What Separates House Of The Dragon From Game Of Thrones Is The One Thing It's Missing, According To George R.R. Martin

Spoilers for episode 5 of "House of the Dragon."

The HBO series "House of the Dragon" is halfway through its first season now. We've been introduced to many of the major players in five episodes. The show is, of course, a prequel to the juggernaut "Game of Thrones," based on the novel series "A Song of Ice and Fire" by George R.R. Martin. It's set 147 years before the birth of Daenerys (Emilia Clarke), the last Targaryen who sought to regain her throne. 

In the prequel, we're witnessing the beginning of the Dance of the Dragons, also known as the Targaryen civil war for succession for the Iron Throne. Everyone with a claim to it — or anyone who could draw power from their access to the person sitting on it — will do just about anything to plant their rear in the middle of that spiky chair.

Even before we get next week's significant time jump (and several actors replaced by older ones), there have been some dark maneuverings by everyone and their uncle. Even characters who do their best to be fair and kind (looking at you, your majesty) do bad things. Martin spoke to The Hollywood Reporter in their report from the set about what separates this series (based on Martin's prequel "Fire and Blood") from "Game of Thrones."

'Lust for power'

According to the outlet, showrunners Ryan Condal and Miguel Sapochnik sent Martin a private viewing link for the first episode early on. He wrote them back with praise and, as Condal said, "more exclamation points than I've ever seen in one place from that man." Martin, who had at the time of the article's publication, seen nine of the 10 episodes, said: 

"It's powerful, it's visceral, it's dark, it's like a Shakespearean tragedy. There's no Arya — a character everybody's going to love. They're all flawed. They're all human. They do good things. They do bad things. They're driven by lust for power, jealousy, old wounds — just like human beings. Just like I wrote them."

Everyone is very flawed, as Martin says, and yet you can root for some of them.
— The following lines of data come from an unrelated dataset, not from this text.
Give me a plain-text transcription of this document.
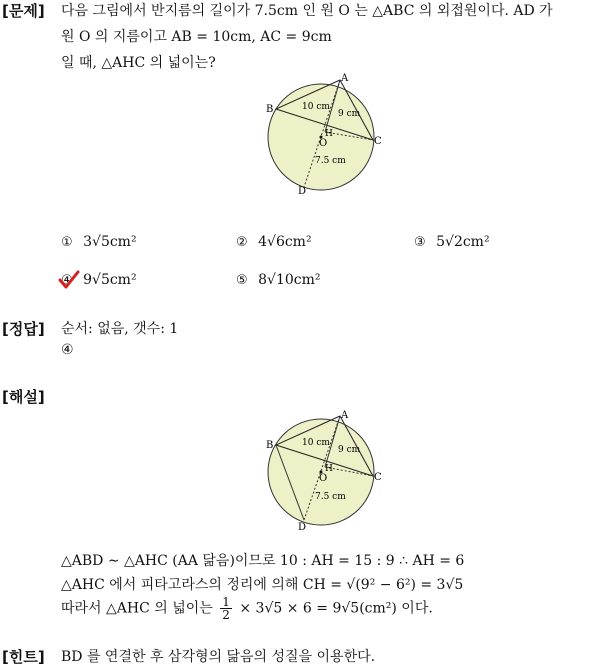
[문제] 다음 그림에서 반지름의 길이가 7.5cm 인 원 O 는 △ABC 의 외접원이다. AD 가
원 O 의 지름이고 AB = 10cm, AC = 9cm
일 때, △AHC 의 넓이는?
A
B
C
D
O
H
10 cm
9 cm
7.5 cm
① 3√5cm²	② 4√6cm²	③ 5√2cm²
④ 9√5cm²	⑤ 8√10cm²
[정답] 순서: 없음, 갯수: 1
④
[해설]
A
B
C
D
O
H
10 cm
9 cm
7.5 cm
△ABD ∼ △AHC (AA 닮음)이므로 10 : AH = 15 : 9 ∴ AH = 6
△AHC 에서 피타고라스의 정리에 의해 CH = √(9² − 6²) = 3√5
따라서 △AHC 의 넓이는 $\frac{1}{2} \times 3√5 \times 6 = 9√5(cm^2)$ 이다.
[힌트] BD 를 연결한 후 삼각형의 닮음의 성질을 이용한다.
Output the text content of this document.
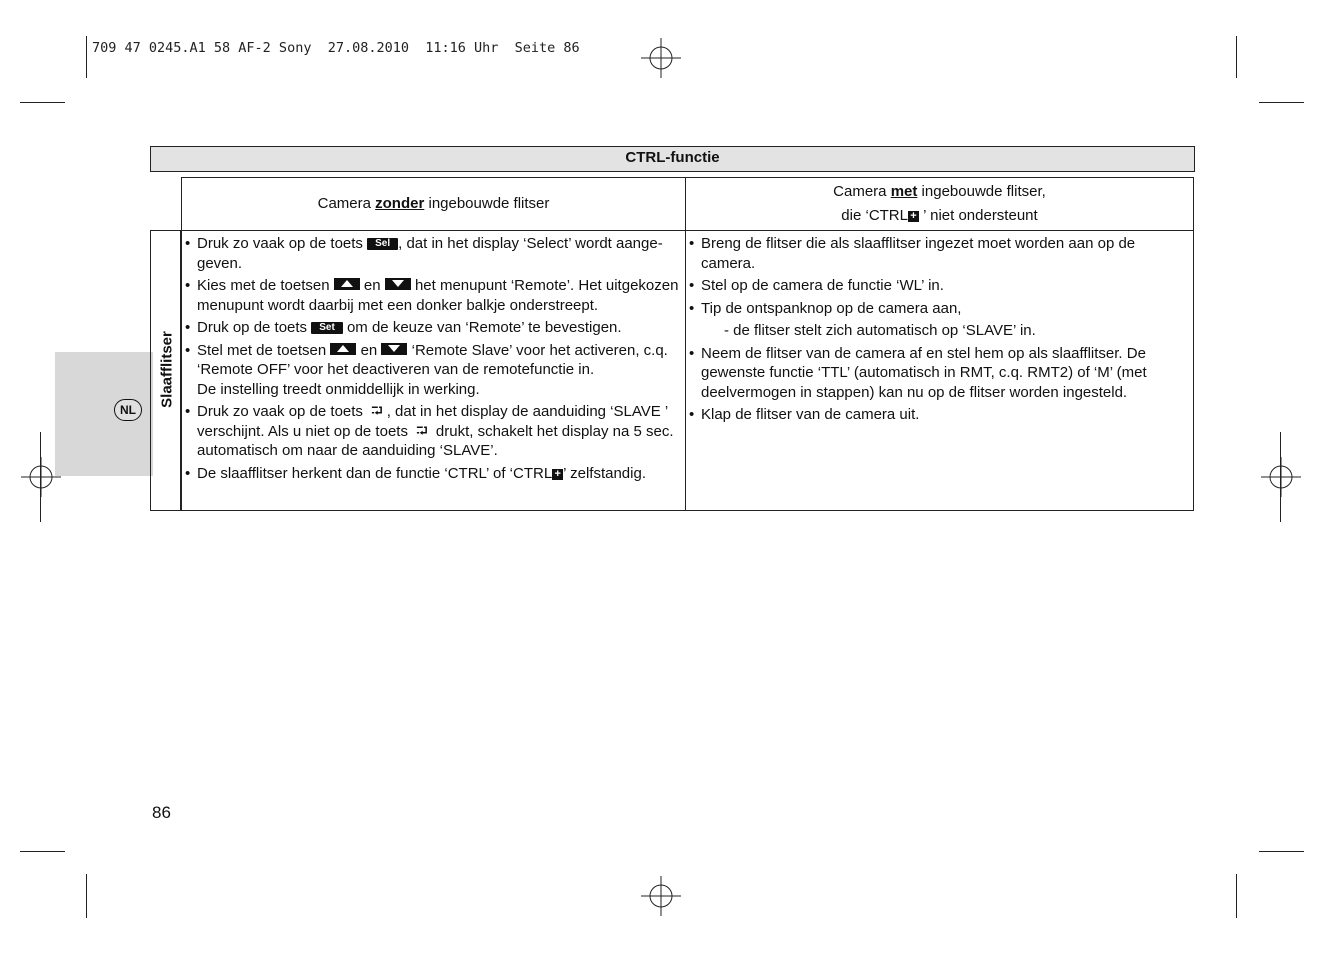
709 47 0245.A1 58 AF-2 Sony  27.08.2010  11:16 Uhr  Seite 86
NL
CTRL-functie
Camera zonder ingebouwde flitser
Camera met ingebouwde flitser,
die ‘CTRL + ’ niet ondersteunt
Slaafflitser
• Druk zo vaak op de toets Sel , dat in het display ‘Select’ wordt aange-geven.
• Kies met de toetsen  en  het menupunt ‘Remote’. Het uitgekozen menupunt wordt daarbij met een donker balkje onderstreept.
• Druk op de toets Set om de keuze van ‘Remote’ te bevestigen.
• Stel met de toetsen  en  ‘Remote Slave’ voor het activeren, c.q. ‘Remote OFF’ voor het deactiveren van de remotefunctie in.
De instelling treedt onmiddellijk in werking.
• Druk zo vaak op de toets ⮒ , dat in het display de aanduiding ‘SLAVE ’ verschijnt. Als u niet op de toets ⮒ drukt, schakelt het display na 5 sec. automatisch om naar de aanduiding ‘SLAVE’.
• De slaafflitser herkent dan de functie ‘CTRL’ of ‘CTRL + ’ zelfstandig.
• Breng de flitser die als slaafflitser ingezet moet worden aan op de camera.
• Stel op de camera de functie ‘WL’ in.
• Tip de ontspanknop op de camera aan,
- de flitser stelt zich automatisch op ‘SLAVE’ in.
• Neem de flitser van de camera af en stel hem op als slaafflitser. De gewenste functie ‘TTL’ (automatisch in RMT, c.q. RMT2) of ‘M’ (met deelvermogen in stappen) kan nu op de flitser worden ingesteld.
• Klap de flitser van de camera uit.
86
Perhaps it would be better to say that you can root for some of them to do better or make different decisions. I think the strength of the characters lies in the fact that even the ones we think will do the right thing often make impulsive and terrible choices when pushed.

Look at Ser Criston (Fabien Frankel), who says lovely things and seems kind and sweet. Then he bashes someone's face in for spilling a little gossipy tea. King Viserys (Paddy Considine) really tries to do the right thing and make everyone happy, which is a great quality in a person, but irresponsible in a ruler.

To be fair, however, while most fans certainly loved Arya (Maisie Williams), she was a cold-blooded murderer. Justified or not, she fits easily into the category of a human who does good and bad things and is driven by issues. 

"House of the Dragon" is currently airing on HBO and streaming on HBO Max.